POLLASTRONE MAKES HER WAY into the dungeon’s hopeless filth several more times on the afternoon I step on the “dead rat.” The traps are empty each time. In between, she searches in vain for a mother cat on Grove Street that someone in the neighborhood had called her about.

In her early days, Pollastrone regularly saw kittens smashed on the roads in Chelsea and East Boston. There were far more stray cats than hours in the day to catch them.

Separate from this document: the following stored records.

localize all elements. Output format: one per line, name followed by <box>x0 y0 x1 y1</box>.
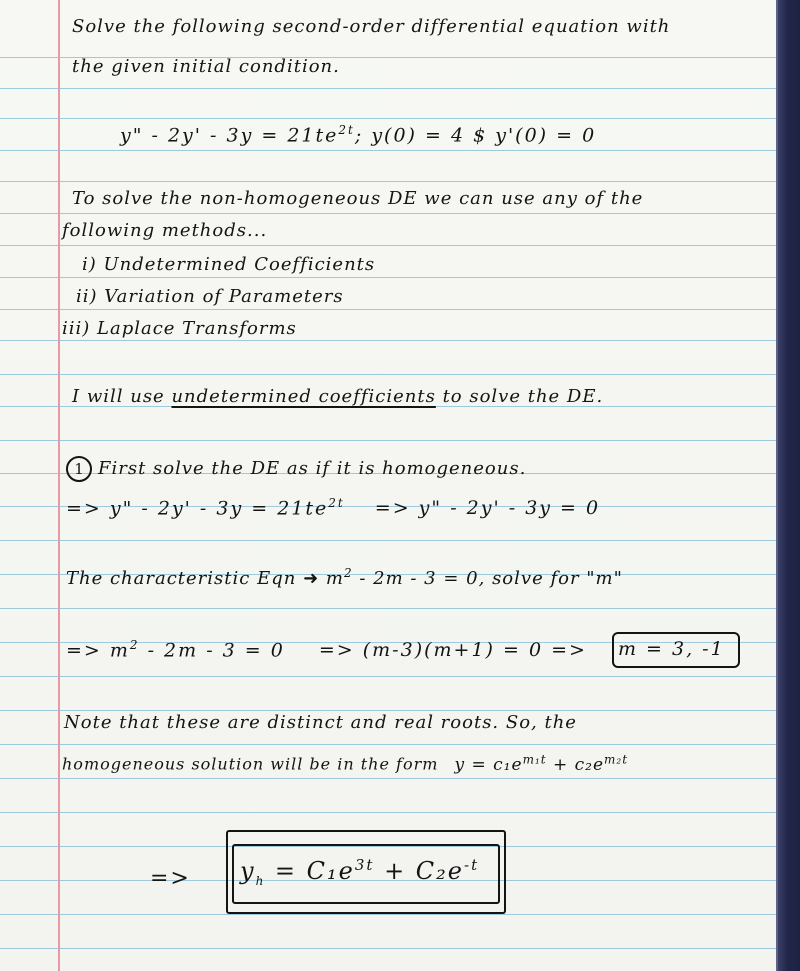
ruled-line <box>0 812 790 813</box>
solution-term-1: = C₁e <box>265 857 355 885</box>
form-exponent-1: m₁t <box>522 752 547 766</box>
intro-line-2: the given initial condition. <box>72 56 340 77</box>
notebook-cover-edge <box>776 0 800 971</box>
form-exponent-2: m₂t <box>604 752 629 766</box>
step-1-heading <box>66 456 526 482</box>
ruled-line <box>0 340 790 341</box>
ruled-line <box>0 309 790 310</box>
ruled-line <box>0 440 790 441</box>
intro-line-1: Solve the following second-order differential equation with <box>72 16 671 37</box>
homogeneous-solution <box>240 856 479 888</box>
ruled-line <box>0 181 790 182</box>
ruled-line <box>0 213 790 214</box>
method-item-1: i) Undetermined Coefficients <box>82 254 376 275</box>
ruled-line <box>0 245 790 246</box>
ruled-line <box>0 540 790 541</box>
step-1-line-a: => y" - 2y' - 3y = 21te <box>66 497 329 520</box>
ruled-line <box>0 710 790 711</box>
choice-suffix: to solve the DE. <box>442 386 604 407</box>
problem-equation-text: y" - 2y' - 3y = 21te <box>120 124 339 147</box>
roots-line: => $m^2 - 2m - 3 = 0 => (m-3)(m+1) = 0$ => <box>66 638 587 662</box>
note-line-2 <box>62 752 628 775</box>
roots-step-a: => m <box>66 639 130 662</box>
ruled-line <box>0 778 790 779</box>
form-part-1: y = c₁e <box>454 754 523 775</box>
solution-lhs-subscript: h <box>255 873 266 888</box>
note-line-1: Note that these are distinct and real roots. So, the <box>64 712 577 733</box>
roots-answer: m = 3, -1 <box>618 638 725 660</box>
homogeneous-form <box>454 752 629 775</box>
method-item-3: iii) Laplace Transforms <box>62 318 297 339</box>
roots-step-b: => (m-3)(m+1) = 0 => <box>318 639 587 662</box>
ruled-line <box>0 676 790 677</box>
problem-equation-exponent: 2t <box>338 123 355 137</box>
ruled-line <box>0 150 790 151</box>
ruled-line <box>0 374 790 375</box>
characteristic-label: The characteristic Eqn <box>66 568 297 589</box>
form-part-2: + c₂e <box>546 754 605 775</box>
right-arrow-icon: ➜ <box>303 568 320 589</box>
ruled-line <box>0 277 790 278</box>
initial-conditions: ; y(0) = 4 $ y'(0) = 0 <box>354 124 597 147</box>
method-choice <box>72 386 603 407</box>
ruled-line <box>0 118 790 119</box>
problem-equation <box>120 123 596 146</box>
solution-exponent-2: -t <box>464 856 480 874</box>
margin-line <box>58 0 60 971</box>
step-1-title: First solve the DE as if it is homogeneous. <box>98 458 527 479</box>
characteristic-line: The characteristic Eqn ➜ $m^2 - 2m - 3 = 0$, solve for "m" <box>66 566 623 589</box>
characteristic-note: , solve for "m" <box>478 568 623 589</box>
ruled-line <box>0 948 790 949</box>
step-1-line-a-exponent: 2t <box>328 496 345 510</box>
choice-method: undetermined coefficients <box>171 386 436 407</box>
solution-lhs: y <box>240 857 256 885</box>
solution-exponent-1: 3t <box>354 856 375 874</box>
step-number-badge: 1 <box>66 456 92 482</box>
ruled-line <box>0 608 790 609</box>
step-1-equations <box>66 496 600 519</box>
ruled-line <box>0 88 790 89</box>
ruled-line <box>0 744 790 745</box>
characteristic-eqn: m <box>325 568 344 589</box>
methods-intro-1: To solve the non-homogeneous DE we can use any of the <box>72 188 644 209</box>
note-line-2-text: homogeneous solution will be in the form <box>62 754 439 774</box>
roots-step-a-tail: - 2m - 3 = 0 <box>139 639 285 662</box>
ruled-line <box>0 914 790 915</box>
methods-intro-2: following methods... <box>62 220 268 241</box>
characteristic-eqn-tail: - 2m - 3 = 0 <box>352 568 479 589</box>
solution-term-2: + C₂e <box>374 857 464 885</box>
method-item-2: ii) Variation of Parameters <box>76 286 344 307</box>
step-1-line-b: => y" - 2y' - 3y = 0 <box>374 497 601 520</box>
choice-prefix: I will use <box>72 386 165 407</box>
final-arrow: => <box>150 866 191 891</box>
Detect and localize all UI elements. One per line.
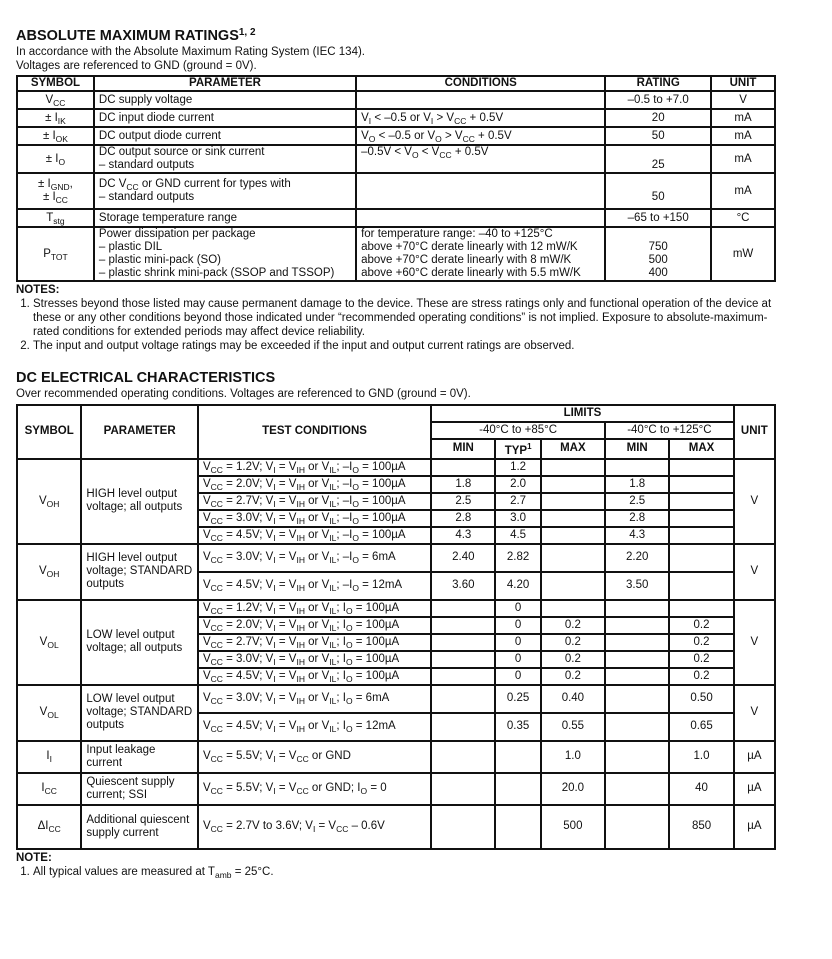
table-row (17, 773, 775, 805)
col-parameter: PARAMETER (94, 76, 356, 91)
cell-max2 (669, 572, 733, 600)
cell-test-conditions: $V_{CC} = 4.5V$; $V_I = V_{IH}$ or $V_{IL}$; $I_O = 12mA$ (198, 713, 431, 741)
cell-symbol: ± $I_{IK}$ (17, 109, 94, 127)
table-row (17, 685, 775, 713)
cell-min2 (605, 805, 669, 849)
cell-min1 (431, 805, 495, 849)
table-row (17, 741, 775, 773)
cell-min1: 4.3 (431, 527, 495, 544)
cell-parameter: LOW level output voltage; STANDARD outputs (81, 685, 198, 741)
cell-unit: µA (734, 773, 775, 805)
amr-title (16, 24, 778, 45)
cell-min1 (431, 685, 495, 713)
cell-test-conditions: $V_{CC} = 2.7V$; $V_I = V_{IH}$ or $V_{IL}$; $I_O = 100\mu A$ (198, 634, 431, 651)
cell-min1 (431, 651, 495, 668)
cell-typ: 0 (495, 651, 540, 668)
cell-symbol: ± $I_{OK}$ (17, 127, 94, 145)
cell-test-conditions: $V_{CC} = 3.0V$; $V_I = V_{IH}$ or $V_{IL}$; $I_O = 100\mu A$ (198, 651, 431, 668)
cell-min1 (431, 713, 495, 741)
cell-min2 (605, 617, 669, 634)
cell-typ: 0 (495, 600, 540, 617)
cell-parameter: DC input diode current (94, 109, 356, 127)
cell-min1: 3.60 (431, 572, 495, 600)
cell-conditions: for temperature range: –40 to +125°C above +70°C derate linearly with 12 mW/K above +70°C derate linearly with 8 mW/K above +60°C derate linearly with 5.5 mW/K (356, 227, 605, 281)
cell-min1 (431, 634, 495, 651)
cell-min2 (605, 459, 669, 476)
col-test-conditions: TEST CONDITIONS (198, 405, 431, 459)
col-max-125: MAX (669, 439, 733, 459)
cell-max1 (541, 527, 605, 544)
table-row (17, 127, 775, 145)
note-item: 1. All typical values are measured at $T_{amb} = 25^\circ C$. (33, 865, 778, 879)
cell-max1 (541, 476, 605, 493)
cell-min1 (431, 741, 495, 773)
table-row (17, 91, 775, 109)
cell-max1: 0.2 (541, 668, 605, 685)
cell-max1: 1.0 (541, 741, 605, 773)
cell-min1 (431, 600, 495, 617)
amr-notes (16, 283, 778, 353)
cell-typ: 2.0 (495, 476, 540, 493)
cell-min2: 2.5 (605, 493, 669, 510)
cell-rating: 50 (605, 173, 711, 209)
cell-max1: 20.0 (541, 773, 605, 805)
col-conditions: CONDITIONS (356, 76, 605, 91)
cell-conditions: $-0.5V < V_O < V_{CC} + 0.5V$ (356, 145, 605, 173)
col-parameter: PARAMETER (81, 405, 198, 459)
cell-test-conditions: $V_{CC} = 2.0V$; $V_I = V_{IH}$ or $V_{IL}$; $I_O = 100\mu A$ (198, 617, 431, 634)
cell-max1: 0.2 (541, 617, 605, 634)
cell-symbol: ± $I_O$ (17, 145, 94, 173)
col-min-85: MIN (431, 439, 495, 459)
cell-unit: mW (711, 227, 775, 281)
cell-max2 (669, 544, 733, 572)
table-row (17, 109, 775, 127)
cell-min1 (431, 459, 495, 476)
cell-unit: V (734, 459, 775, 544)
datasheet-page (16, 24, 778, 879)
cell-rating: 50 (605, 127, 711, 145)
cell-unit: mA (711, 109, 775, 127)
col-unit: UNIT (734, 405, 775, 459)
cell-max2: 0.2 (669, 634, 733, 651)
cell-test-conditions: $V_{CC} = 2.0V$; $V_I = V_{IH}$ or $V_{IL}$; $-I_O = 100\mu A$ (198, 476, 431, 493)
cell-min2: 4.3 (605, 527, 669, 544)
cell-min2 (605, 634, 669, 651)
cell-min2 (605, 773, 669, 805)
cell-typ: 0 (495, 617, 540, 634)
col-typ-85 (495, 439, 540, 459)
cell-parameter: HIGH level output voltage; STANDARD outputs (81, 544, 198, 600)
cell-typ: 2.82 (495, 544, 540, 572)
table-row (17, 544, 775, 572)
cell-test-conditions: $V_{CC} = 3.0V$; $V_I = V_{IH}$ or $V_{IL}$; $-I_O = 6mA$ (198, 544, 431, 572)
table-header-row (17, 76, 775, 91)
cell-min2: 3.50 (605, 572, 669, 600)
cell-unit: °C (711, 209, 775, 227)
cell-max1: 0.2 (541, 634, 605, 651)
cell-unit: V (734, 685, 775, 741)
cell-min2 (605, 651, 669, 668)
cell-max1 (541, 459, 605, 476)
cell-min2 (605, 741, 669, 773)
col-symbol: SYMBOL (17, 76, 94, 91)
cell-symbol: $V_{OL}$ (17, 685, 81, 741)
cell-parameter: LOW level output voltage; all outputs (81, 600, 198, 685)
cell-min2 (605, 685, 669, 713)
cell-min1 (431, 668, 495, 685)
cell-symbol: $\Delta I_{CC}$ (17, 805, 81, 849)
cell-typ (495, 773, 540, 805)
cell-max2 (669, 527, 733, 544)
cell-max2: 0.2 (669, 617, 733, 634)
cell-unit: mA (711, 145, 775, 173)
cell-test-conditions: $V_{CC} = 5.5V$; $V_I = V_{CC}$ or GND (198, 741, 431, 773)
cell-max2 (669, 459, 733, 476)
cell-rating: –0.5 to +7.0 (605, 91, 711, 109)
amr-title-text: ABSOLUTE MAXIMUM RATINGS (16, 28, 239, 44)
col-rating: RATING (605, 76, 711, 91)
cell-unit: µA (734, 741, 775, 773)
cell-max2 (669, 510, 733, 527)
cell-test-conditions: $V_{CC} = 3.0V$; $V_I = V_{IH}$ or $V_{IL}$; $I_O = 6mA$ (198, 685, 431, 713)
cell-max1 (541, 572, 605, 600)
cell-test-conditions: $V_{CC} = 1.2V$; $V_I = V_{IH}$ or $V_{IL}$; $-I_O = 100\mu A$ (198, 459, 431, 476)
cell-conditions: $V_O < -0.5$ or $V_O > V_{CC} + 0.5V$ (356, 127, 605, 145)
table-row (17, 227, 775, 281)
cell-parameter: DC output diode current (94, 127, 356, 145)
cell-unit: mA (711, 173, 775, 209)
cell-max2: 0.50 (669, 685, 733, 713)
cell-typ: 0.35 (495, 713, 540, 741)
cell-symbol: $I_I$ (17, 741, 81, 773)
cell-unit: V (734, 544, 775, 600)
cell-symbol: $I_{CC}$ (17, 773, 81, 805)
cell-conditions: $V_I < -0.5$ or $V_I > V_{CC} + 0.5V$ (356, 109, 605, 127)
cell-max2 (669, 600, 733, 617)
col-min-125: MIN (605, 439, 669, 459)
col-symbol: SYMBOL (17, 405, 81, 459)
cell-typ: 0 (495, 668, 540, 685)
note-item: 1. Stresses beyond those listed may cause permanent damage to the device. These are stress ratings only and functional operation of the device at these or any other conditions beyond those indicated under “recommended operating conditions” is not implied. Exposure to absolute-maximum-rated conditions for extended periods may affect device reliability. (33, 297, 778, 339)
cell-min1 (431, 617, 495, 634)
cell-typ: 2.7 (495, 493, 540, 510)
cell-parameter: DC supply voltage (94, 91, 356, 109)
cell-symbol: $V_{OL}$ (17, 600, 81, 685)
cell-min2: 1.8 (605, 476, 669, 493)
cell-conditions (356, 91, 605, 109)
cell-min1: 2.40 (431, 544, 495, 572)
cell-test-conditions: $V_{CC} = 2.7V$ to 3.6V; $V_I = V_{CC} - 0.6V$ (198, 805, 431, 849)
table-row (17, 805, 775, 849)
cell-typ: 0.25 (495, 685, 540, 713)
cell-typ (495, 805, 540, 849)
cell-min2 (605, 600, 669, 617)
cell-typ: 4.5 (495, 527, 540, 544)
cell-parameter: Additional quiescent supply current (81, 805, 198, 849)
cell-typ: 1.2 (495, 459, 540, 476)
table-row (17, 600, 775, 617)
cell-min1: 1.8 (431, 476, 495, 493)
cell-min1: 2.5 (431, 493, 495, 510)
cell-unit: mA (711, 127, 775, 145)
amr-title-footnote: 1, 2 (238, 27, 256, 38)
col-unit: UNIT (711, 76, 775, 91)
cell-min2: 2.20 (605, 544, 669, 572)
cell-min2: 2.8 (605, 510, 669, 527)
cell-max2: 1.0 (669, 741, 733, 773)
cell-max1: 0.55 (541, 713, 605, 741)
dc-notes (16, 851, 778, 879)
cell-max1 (541, 544, 605, 572)
cell-symbol: $V_{CC}$ (17, 91, 94, 109)
typ-label: TYP (504, 444, 528, 457)
cell-max2 (669, 493, 733, 510)
cell-max1 (541, 493, 605, 510)
cell-test-conditions: $V_{CC} = 1.2V$; $V_I = V_{IH}$ or $V_{IL}$; $I_O = 100\mu A$ (198, 600, 431, 617)
typ-footnote: 1 (527, 442, 532, 451)
cell-typ: 0 (495, 634, 540, 651)
cell-max2 (669, 476, 733, 493)
cell-max2: 0.65 (669, 713, 733, 741)
cell-min1: 2.8 (431, 510, 495, 527)
dc-characteristics-table (16, 404, 776, 850)
cell-parameter: Storage temperature range (94, 209, 356, 227)
col-range-85: -40°C to +85°C (431, 422, 605, 439)
notes-heading: NOTES: (16, 284, 60, 296)
cell-parameter: Quiescent supply current; SSI (81, 773, 198, 805)
cell-max1: 0.40 (541, 685, 605, 713)
cell-min2 (605, 713, 669, 741)
cell-symbol: ± $I_{GND}$, ± $I_{CC}$ (17, 173, 94, 209)
cell-test-conditions: $V_{CC} = 3.0V$; $V_I = V_{IH}$ or $V_{IL}$; $-I_O = 100\mu A$ (198, 510, 431, 527)
cell-rating: 25 (605, 145, 711, 173)
cell-symbol: $P_{TOT}$ (17, 227, 94, 281)
cell-symbol: $V_{OH}$ (17, 544, 81, 600)
cell-min2 (605, 668, 669, 685)
cell-test-conditions: $V_{CC} = 4.5V$; $V_I = V_{IH}$ or $V_{IL}$; $I_O = 100\mu A$ (198, 668, 431, 685)
table-header-row (17, 405, 775, 422)
cell-unit: µA (734, 805, 775, 849)
table-row (17, 459, 775, 476)
cell-unit: V (711, 91, 775, 109)
table-row (17, 209, 775, 227)
cell-rating: –65 to +150 (605, 209, 711, 227)
cell-conditions (356, 173, 605, 209)
cell-max2: 0.2 (669, 668, 733, 685)
cell-test-conditions: $V_{CC} = 4.5V$; $V_I = V_{IH}$ or $V_{IL}$; $-I_O = 12mA$ (198, 572, 431, 600)
cell-test-conditions: $V_{CC} = 2.7V$; $V_I = V_{IH}$ or $V_{IL}$; $-I_O = 100\mu A$ (198, 493, 431, 510)
cell-max1 (541, 510, 605, 527)
amr-intro-1: In accordance with the Absolute Maximum Rating System (IEC 134). (16, 46, 365, 58)
cell-parameter: Input leakage current (81, 741, 198, 773)
cell-symbol: $V_{OH}$ (17, 459, 81, 544)
cell-max1: 0.2 (541, 651, 605, 668)
cell-max2: 850 (669, 805, 733, 849)
cell-min1 (431, 773, 495, 805)
cell-max1: 500 (541, 805, 605, 849)
cell-max2: 40 (669, 773, 733, 805)
cell-rating: 750 500 400 (605, 227, 711, 281)
cell-max1 (541, 600, 605, 617)
cell-parameter: DC output source or sink current – standard outputs (94, 145, 356, 173)
absolute-max-ratings-table (16, 75, 776, 282)
cell-test-conditions: $V_{CC} = 5.5V$; $V_I = V_{CC}$ or GND; $I_O = 0$ (198, 773, 431, 805)
table-row (17, 173, 775, 209)
dc-intro: Over recommended operating conditions. Voltages are referenced to GND (ground = 0V). (16, 388, 471, 400)
amr-intro-2: Voltages are referenced to GND (ground = 0V). (16, 60, 257, 72)
cell-conditions (356, 209, 605, 227)
cell-symbol: $T_{stg}$ (17, 209, 94, 227)
cell-parameter: HIGH level output voltage; all outputs (81, 459, 198, 544)
cell-max2: 0.2 (669, 651, 733, 668)
cell-rating: 20 (605, 109, 711, 127)
cell-unit: V (734, 600, 775, 685)
cell-parameter: DC $V_{CC}$ or GND current for types with – standard outputs (94, 173, 356, 209)
note-item: 2. The input and output voltage ratings may be exceeded if the input and output current ratings are observed. (33, 339, 778, 353)
cell-parameter: Power dissipation per package – plastic DIL – plastic mini-pack (SO) – plastic shrink mini-pack (SSOP and TSSOP) (94, 227, 356, 281)
col-limits: LIMITS (431, 405, 734, 422)
note-heading: NOTE: (16, 851, 52, 864)
cell-test-conditions: $V_{CC} = 4.5V$; $V_I = V_{IH}$ or $V_{IL}$; $-I_O = 100\mu A$ (198, 527, 431, 544)
cell-typ: 4.20 (495, 572, 540, 600)
col-max-85: MAX (541, 439, 605, 459)
dc-title: DC ELECTRICAL CHARACTERISTICS (16, 370, 276, 386)
col-range-125: -40°C to +125°C (605, 422, 734, 439)
cell-typ (495, 741, 540, 773)
cell-typ: 3.0 (495, 510, 540, 527)
table-row (17, 145, 775, 173)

Shelters wouldn’t always have room for the friendly cats she picked up. She was discouraged but pushed on, devoting more and more time to trapping. Now shelters call her to see if she has cats to bring in. Most of the colonies she encounters in Chelsea and East Boston are not producing kittens.

“Someone told me at the start that it would take about ten years, and I didn’t believe them,” she says. “They were right.”

But all it takes is a few unspayed, abandoned pets or an overlooked feral or two to make another colony, so Pollastrone cannot relax. Which is why when night falls, she wades through the dungeon’s heaps of junk one more time. When she shines her flashlight deep into the basement’s darkness, two sets of eyes blaze from inside the traps — the tomcat and the mother cat. The next day, she captures the kittens.